Is that why there are parades, beautiful uniforms, poems, songs, films about the army and war? To somehow ennoble the generally very bloody, cynical, cruel work. There is nothing noble, nothing beautiful or pretentious about it. And in order to somehow plaster over this, all this pathetic, pathos around this profession is accumulating. Someone has to do it. Nobody likes killing, except for complete bastards, nobody likes violence - if we're talking about healthy people. But this is a very dirty job. And it was one thing when there was a wave of enthusiasm, when there were queues at military registration and enlistment offices - it was nice to see these queues, people were not indifferent, people were up. But when a month passes, a year passes, the second one begins, and the second one passes, when you get caught up in the routine, the routine, it's very difficult to endure.
- How worried are you that your sons may have to fight? How painful is this thought for you?
- My eldest son is now studying in America at one of the most powerful, leading theatre and art universities in the world. He studies there at the acting department, now in his second year, and he entered it before the war started. But he is aware that in two or three years, when he returns to Ukraine (at least, he is going to return now), he may have to run around Donbas with an assault rifle, as he said. My younger son is twelve and a half. I don't want the younger and the older to run around with machine guns. That's why we need to run around with weapons now.

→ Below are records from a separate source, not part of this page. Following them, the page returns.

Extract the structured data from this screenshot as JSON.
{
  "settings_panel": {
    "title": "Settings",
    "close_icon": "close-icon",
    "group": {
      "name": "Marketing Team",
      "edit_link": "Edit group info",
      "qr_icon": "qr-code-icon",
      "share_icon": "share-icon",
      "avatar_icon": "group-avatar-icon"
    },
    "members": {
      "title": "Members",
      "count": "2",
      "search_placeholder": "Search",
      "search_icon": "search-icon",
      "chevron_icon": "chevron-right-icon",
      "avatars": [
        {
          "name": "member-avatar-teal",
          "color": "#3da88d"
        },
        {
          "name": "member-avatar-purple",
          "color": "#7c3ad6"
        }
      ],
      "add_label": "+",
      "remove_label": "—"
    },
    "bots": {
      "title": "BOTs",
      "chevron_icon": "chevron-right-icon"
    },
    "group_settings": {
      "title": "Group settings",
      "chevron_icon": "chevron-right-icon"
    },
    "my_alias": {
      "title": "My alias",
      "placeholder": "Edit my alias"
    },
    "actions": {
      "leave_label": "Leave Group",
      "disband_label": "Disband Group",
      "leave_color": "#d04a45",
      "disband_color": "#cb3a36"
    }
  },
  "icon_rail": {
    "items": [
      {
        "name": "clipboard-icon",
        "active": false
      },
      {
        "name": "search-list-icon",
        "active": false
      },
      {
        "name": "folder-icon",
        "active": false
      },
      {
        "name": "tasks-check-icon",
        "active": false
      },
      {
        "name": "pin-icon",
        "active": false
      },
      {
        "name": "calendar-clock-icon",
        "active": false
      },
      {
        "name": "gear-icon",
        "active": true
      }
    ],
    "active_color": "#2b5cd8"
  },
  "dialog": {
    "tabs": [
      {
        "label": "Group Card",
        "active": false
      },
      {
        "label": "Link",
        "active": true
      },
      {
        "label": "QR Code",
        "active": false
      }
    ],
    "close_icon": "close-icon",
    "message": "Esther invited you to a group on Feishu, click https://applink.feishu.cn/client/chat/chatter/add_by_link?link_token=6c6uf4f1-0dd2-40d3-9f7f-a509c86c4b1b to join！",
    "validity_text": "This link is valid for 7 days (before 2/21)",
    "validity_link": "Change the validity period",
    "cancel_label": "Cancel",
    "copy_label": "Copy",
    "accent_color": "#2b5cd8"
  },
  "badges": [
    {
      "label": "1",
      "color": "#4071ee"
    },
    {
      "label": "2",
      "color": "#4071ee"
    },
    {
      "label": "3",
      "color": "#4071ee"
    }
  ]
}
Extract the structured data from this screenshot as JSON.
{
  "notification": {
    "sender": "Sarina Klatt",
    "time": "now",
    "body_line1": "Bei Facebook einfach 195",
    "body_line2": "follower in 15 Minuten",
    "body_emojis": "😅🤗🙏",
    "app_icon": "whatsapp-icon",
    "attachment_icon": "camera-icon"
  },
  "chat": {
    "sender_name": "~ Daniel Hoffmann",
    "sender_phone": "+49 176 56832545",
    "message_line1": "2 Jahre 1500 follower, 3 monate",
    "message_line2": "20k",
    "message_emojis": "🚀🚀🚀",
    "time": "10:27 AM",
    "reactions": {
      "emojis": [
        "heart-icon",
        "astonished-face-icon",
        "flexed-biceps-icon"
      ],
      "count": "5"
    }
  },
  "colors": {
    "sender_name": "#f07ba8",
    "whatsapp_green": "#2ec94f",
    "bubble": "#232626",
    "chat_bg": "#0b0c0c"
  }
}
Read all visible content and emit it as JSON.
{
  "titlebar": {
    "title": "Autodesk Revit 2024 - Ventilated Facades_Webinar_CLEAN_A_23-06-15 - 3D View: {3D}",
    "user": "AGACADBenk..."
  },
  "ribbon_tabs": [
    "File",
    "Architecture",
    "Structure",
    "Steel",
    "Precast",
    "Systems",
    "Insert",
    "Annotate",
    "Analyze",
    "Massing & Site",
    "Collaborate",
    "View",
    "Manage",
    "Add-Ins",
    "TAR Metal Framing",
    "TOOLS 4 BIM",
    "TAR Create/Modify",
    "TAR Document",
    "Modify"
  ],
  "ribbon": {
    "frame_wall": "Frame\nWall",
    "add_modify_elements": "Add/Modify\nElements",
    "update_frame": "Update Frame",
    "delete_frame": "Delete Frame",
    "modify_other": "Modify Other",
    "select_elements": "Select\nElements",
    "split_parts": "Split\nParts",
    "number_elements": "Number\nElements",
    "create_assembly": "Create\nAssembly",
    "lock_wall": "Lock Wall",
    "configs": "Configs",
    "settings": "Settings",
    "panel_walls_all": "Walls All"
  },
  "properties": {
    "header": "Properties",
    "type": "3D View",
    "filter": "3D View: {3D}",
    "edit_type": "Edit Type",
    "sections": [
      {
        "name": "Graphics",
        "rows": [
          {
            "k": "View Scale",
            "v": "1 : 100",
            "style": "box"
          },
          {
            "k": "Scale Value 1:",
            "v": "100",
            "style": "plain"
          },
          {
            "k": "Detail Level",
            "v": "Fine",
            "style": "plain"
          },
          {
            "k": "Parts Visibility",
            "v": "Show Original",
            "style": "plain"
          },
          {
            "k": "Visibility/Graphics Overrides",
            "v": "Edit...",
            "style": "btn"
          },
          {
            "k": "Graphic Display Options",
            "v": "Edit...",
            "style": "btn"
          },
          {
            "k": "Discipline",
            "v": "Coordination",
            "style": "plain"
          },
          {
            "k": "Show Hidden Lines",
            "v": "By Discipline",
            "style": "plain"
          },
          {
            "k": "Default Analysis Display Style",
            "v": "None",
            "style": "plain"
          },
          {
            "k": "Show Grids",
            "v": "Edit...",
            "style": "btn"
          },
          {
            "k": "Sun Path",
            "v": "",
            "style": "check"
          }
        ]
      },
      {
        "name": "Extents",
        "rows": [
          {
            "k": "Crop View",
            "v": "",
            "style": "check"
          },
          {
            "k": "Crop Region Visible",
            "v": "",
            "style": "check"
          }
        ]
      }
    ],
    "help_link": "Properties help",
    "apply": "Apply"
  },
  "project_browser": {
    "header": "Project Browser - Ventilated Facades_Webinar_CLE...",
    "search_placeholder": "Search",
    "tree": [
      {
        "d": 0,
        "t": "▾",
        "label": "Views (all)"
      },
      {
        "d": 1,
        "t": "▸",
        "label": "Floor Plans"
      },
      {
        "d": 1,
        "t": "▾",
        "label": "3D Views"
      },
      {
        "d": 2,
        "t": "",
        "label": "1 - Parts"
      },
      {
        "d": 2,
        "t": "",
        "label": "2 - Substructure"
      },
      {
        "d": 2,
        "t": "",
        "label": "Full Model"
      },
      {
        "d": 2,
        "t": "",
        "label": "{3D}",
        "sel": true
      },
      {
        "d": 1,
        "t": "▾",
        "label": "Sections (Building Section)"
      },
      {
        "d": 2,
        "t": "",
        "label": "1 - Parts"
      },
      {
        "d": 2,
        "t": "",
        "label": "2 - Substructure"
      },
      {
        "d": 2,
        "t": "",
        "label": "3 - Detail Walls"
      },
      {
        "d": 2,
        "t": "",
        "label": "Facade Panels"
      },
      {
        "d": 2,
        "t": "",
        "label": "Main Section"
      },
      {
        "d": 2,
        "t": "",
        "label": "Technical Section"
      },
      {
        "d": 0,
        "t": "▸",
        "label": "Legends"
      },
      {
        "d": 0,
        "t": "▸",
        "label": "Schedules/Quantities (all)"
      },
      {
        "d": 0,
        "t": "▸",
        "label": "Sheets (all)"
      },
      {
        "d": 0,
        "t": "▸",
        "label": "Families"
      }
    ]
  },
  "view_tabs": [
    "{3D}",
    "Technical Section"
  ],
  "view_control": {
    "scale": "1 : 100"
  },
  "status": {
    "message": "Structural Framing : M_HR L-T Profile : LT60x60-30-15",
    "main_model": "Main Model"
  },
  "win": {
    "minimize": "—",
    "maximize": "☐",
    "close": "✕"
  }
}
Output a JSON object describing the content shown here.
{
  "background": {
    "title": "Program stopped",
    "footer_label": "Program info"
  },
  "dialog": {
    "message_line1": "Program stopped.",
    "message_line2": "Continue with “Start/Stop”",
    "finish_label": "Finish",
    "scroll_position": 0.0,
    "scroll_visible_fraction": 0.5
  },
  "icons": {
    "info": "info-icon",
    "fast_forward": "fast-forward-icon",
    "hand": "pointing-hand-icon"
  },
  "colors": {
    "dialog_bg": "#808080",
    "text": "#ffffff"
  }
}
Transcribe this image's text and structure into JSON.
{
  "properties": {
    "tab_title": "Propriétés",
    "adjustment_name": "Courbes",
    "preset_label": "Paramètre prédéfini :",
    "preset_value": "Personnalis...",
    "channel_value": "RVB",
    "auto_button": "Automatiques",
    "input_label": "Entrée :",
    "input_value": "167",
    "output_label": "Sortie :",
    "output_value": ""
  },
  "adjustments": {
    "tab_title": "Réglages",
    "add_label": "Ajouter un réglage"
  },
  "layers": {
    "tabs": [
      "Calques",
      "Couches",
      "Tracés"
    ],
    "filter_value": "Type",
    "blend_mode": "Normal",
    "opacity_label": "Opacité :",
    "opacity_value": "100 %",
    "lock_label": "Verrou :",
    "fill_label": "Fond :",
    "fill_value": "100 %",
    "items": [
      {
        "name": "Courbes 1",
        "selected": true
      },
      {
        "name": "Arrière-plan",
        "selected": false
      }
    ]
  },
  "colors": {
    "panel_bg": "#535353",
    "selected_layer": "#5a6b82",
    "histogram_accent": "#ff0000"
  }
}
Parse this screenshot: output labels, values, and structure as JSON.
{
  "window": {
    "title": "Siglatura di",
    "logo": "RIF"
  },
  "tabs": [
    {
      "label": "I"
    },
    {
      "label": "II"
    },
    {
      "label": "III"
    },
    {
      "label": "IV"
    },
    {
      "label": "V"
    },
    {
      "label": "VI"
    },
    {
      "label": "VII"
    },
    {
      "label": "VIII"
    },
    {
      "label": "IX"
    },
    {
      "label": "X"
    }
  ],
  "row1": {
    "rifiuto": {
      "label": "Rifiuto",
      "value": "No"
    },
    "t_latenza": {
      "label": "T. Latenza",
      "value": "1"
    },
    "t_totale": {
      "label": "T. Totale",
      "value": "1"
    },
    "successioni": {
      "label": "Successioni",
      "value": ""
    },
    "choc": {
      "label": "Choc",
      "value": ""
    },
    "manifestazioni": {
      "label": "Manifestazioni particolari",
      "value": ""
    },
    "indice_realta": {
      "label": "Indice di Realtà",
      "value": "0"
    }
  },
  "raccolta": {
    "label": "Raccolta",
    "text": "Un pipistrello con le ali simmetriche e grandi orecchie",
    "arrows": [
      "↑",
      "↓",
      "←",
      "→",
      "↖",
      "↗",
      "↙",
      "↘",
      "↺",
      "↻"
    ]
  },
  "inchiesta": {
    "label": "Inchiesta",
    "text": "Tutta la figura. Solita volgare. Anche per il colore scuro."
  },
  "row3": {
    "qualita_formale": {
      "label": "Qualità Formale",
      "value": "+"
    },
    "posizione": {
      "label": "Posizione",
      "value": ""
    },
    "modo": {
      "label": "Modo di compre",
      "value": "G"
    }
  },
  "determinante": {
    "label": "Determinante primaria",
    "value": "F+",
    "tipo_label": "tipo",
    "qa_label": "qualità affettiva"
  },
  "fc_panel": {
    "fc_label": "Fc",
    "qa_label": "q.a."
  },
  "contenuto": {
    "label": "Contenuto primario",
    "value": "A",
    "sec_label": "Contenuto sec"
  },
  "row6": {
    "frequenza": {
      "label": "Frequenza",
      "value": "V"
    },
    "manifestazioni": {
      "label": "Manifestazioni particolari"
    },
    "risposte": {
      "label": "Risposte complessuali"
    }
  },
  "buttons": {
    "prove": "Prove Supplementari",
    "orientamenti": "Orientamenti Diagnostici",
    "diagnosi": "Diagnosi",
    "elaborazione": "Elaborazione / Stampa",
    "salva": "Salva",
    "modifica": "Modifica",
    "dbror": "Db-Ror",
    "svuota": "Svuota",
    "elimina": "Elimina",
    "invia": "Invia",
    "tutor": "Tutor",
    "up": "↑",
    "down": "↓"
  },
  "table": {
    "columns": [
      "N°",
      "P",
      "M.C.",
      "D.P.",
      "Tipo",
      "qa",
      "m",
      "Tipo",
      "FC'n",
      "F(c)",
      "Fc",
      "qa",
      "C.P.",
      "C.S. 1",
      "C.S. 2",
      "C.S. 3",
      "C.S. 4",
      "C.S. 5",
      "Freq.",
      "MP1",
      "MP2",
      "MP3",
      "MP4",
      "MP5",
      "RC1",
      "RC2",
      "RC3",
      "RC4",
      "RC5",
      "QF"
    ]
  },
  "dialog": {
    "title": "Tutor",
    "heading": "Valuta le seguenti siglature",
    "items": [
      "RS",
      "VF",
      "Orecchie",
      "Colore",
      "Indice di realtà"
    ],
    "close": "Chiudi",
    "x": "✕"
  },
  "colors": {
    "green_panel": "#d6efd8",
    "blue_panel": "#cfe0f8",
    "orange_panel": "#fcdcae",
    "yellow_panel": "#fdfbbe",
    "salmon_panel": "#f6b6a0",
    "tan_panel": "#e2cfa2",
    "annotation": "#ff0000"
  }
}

I will say even more, although it will also be unpleasant for many people to hear: I do not believe that we need to return Donbas. It is critically important for us to knock the scum out of Crimea, because it is shipping, trade with the world. Crimea is critically important. And these territories... Firstly, we will sacrifice a lot of our soldiers for these lands. Secondly, they are absolutely unusable - they are so full of explosives, the infrastructure is completely destroyed. And the people... We will not remake them, these people. We can't change them. And it's not worth fighting for their souls, it's not worth sympathy. When I was in the Kherson region, everyone helped us, absolutely everyone. Yes, maybe someone was keeping their hands in their pockets, but I have never seen such support as in the Kherson region... I was amazed at the favourable attitude of people, ordinary villagers. And in Kostiantynivka, not all of them, but half of them look at us with such thoughts: "Well, well, soon our guys will come and show you..." I even once wrote on Facebook that I had padded my tunic for one woman so she wouldn't sit on the cold cement, and she said: "What a good nation you have, a good nation." I said: "And you are not our nation?" - "No, I'm Russian". And she recognises this, she says: 'You are so kind-hearted, you help me with medicine, food, you clean the house. But still, for her, we are "another nation. A good one, but different". And I'm not afraid to say that they are the majority. This is on the territory where we are now - Kostiantynivka, Kramatorsk... And what happens to people who have been under occupation for ten years? The children have already finished school - the war has been going on for ten years... We shouldn't be fighting for this territory. I understand that this is an unpopular opinion, but I think so.